Wednesday, April 22, 2026
Spring Overjoy: My 2026 Scented Picks
Wednesday, January 15, 2025
Lanvin Oxygene: fragrance review
Everything old is new again and now that things aqueous and lightly transparent, with a mist of cool fresh air like Drop d'Issey, are making ripples, it's time for a comeback for those musky, airy, cool and dewy fragrances that defined an era. The presentation for Oxygène by Lanvin followed the trend for diaphanous or light blue (Light Blue anyone?) bottles that dominated the 1990s and up to the millennium. Then pink erupted and has never left us since. Indeed nowadays blueish bottles are almost solely geared to men.
The olfactory reception I get in Oxygène is quite something, as it recalls and depicts vividly one of my favorite flowers, the wisteria, or glycine in French. It's an early spring flower and, therefore, associated with cool air, dewiness, and a certain hesitant expectation. The heat and the sun have not come in to orgiastically lavish upon it. Its peppery spiciness, inherent also in mauve lilacs, is due to eugenol. I begrudge L'Artisan Parfumeur for discontinuing their lovely scented candle Sous la Glycine - Under the Wisteria - which remade the effect to perfection. (If the good people at the head office are reading, please bring it back!)

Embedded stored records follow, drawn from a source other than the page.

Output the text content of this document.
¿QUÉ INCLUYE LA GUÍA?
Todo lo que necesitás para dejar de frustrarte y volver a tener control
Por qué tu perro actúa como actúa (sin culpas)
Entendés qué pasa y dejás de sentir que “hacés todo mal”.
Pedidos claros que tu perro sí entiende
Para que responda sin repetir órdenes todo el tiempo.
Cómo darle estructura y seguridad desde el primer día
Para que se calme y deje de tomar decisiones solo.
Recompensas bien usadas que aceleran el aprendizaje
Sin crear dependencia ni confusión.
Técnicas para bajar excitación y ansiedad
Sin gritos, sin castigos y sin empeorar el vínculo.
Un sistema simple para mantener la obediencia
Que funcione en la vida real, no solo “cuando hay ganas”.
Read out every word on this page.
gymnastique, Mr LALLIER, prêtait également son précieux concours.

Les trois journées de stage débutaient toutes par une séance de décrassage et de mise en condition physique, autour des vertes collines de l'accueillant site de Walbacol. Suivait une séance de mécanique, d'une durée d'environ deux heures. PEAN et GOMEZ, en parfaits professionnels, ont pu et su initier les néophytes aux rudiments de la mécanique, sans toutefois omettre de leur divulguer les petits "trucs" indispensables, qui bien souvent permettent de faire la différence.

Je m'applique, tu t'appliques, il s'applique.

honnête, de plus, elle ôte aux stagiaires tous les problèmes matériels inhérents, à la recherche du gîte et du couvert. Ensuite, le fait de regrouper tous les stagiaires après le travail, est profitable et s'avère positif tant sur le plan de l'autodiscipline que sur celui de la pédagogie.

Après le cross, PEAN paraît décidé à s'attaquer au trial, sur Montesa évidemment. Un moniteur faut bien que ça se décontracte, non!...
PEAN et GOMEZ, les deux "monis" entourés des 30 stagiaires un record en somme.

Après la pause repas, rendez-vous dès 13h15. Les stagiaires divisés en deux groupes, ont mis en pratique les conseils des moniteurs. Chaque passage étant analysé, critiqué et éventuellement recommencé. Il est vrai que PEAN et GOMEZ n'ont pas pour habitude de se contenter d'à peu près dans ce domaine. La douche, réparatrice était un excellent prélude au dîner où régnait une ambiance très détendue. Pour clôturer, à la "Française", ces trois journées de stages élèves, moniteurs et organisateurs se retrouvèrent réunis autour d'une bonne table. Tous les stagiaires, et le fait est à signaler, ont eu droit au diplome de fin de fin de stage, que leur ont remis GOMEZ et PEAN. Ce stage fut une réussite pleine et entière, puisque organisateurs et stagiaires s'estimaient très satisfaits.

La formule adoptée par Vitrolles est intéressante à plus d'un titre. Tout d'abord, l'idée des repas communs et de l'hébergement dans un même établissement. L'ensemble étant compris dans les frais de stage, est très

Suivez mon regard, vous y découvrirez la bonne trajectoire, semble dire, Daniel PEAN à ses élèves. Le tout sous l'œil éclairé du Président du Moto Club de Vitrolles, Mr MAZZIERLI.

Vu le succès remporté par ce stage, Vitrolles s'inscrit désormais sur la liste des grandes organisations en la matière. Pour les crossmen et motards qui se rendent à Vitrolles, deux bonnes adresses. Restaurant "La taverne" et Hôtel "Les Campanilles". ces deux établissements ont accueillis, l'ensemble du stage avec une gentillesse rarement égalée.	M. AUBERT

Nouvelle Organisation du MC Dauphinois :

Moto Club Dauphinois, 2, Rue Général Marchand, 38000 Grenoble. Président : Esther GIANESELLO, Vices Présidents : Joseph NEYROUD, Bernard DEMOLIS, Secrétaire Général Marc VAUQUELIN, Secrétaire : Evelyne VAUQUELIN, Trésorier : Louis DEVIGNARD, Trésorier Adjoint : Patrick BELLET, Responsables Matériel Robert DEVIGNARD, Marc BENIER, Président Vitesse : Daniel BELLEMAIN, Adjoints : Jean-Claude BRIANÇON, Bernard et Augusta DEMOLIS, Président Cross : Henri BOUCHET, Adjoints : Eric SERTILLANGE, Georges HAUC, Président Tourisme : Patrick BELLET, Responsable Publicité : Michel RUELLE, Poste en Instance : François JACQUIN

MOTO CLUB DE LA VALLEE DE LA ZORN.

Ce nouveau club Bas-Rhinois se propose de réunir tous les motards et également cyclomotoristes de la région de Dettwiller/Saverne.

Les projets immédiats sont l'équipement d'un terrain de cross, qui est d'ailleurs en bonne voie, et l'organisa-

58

Delicately floral, with a subtle spicy note of clove, the central chord in the Lanvin Oxygène' fragrance recreates the beautiful, utterly gorgeous scent of the mauve, hanging grappes of wisteria, perched like bunches of decadent grapes over terraces, latticework and verandas in early spring. A fusion of spicy goodness reveals itself from the core: a middle road between peppery twinkle, a clove note, and carnations, with a side of a somewhat oily green nuance reminiscent of hyacinth and lilacs.
pic borrowed via pinterest
I do not get real milky notes, not the potable kind nor the milky body lotion type, which is prized among millennial women. It could only be said that there is a faint whiff of creaminess in the musk, but it is the overwhelming impression of white musk - redolent of white flowers and lilies - specifically that does it, not the milk or sandalwood, really. A very subtle hint of vanilla fuses with the headiness of the base. Any sweetness is due to the musks. On the other hand, Oxygène's freshness of citric notes and ozone in the initial spray is very perceptible and, to me, delectable; they recall that long-lost zingggg that scents of designer brands used to do so well back then.
Lanvin's scent Oxygène can be bought at discounters and online at relatively low prices nowadays.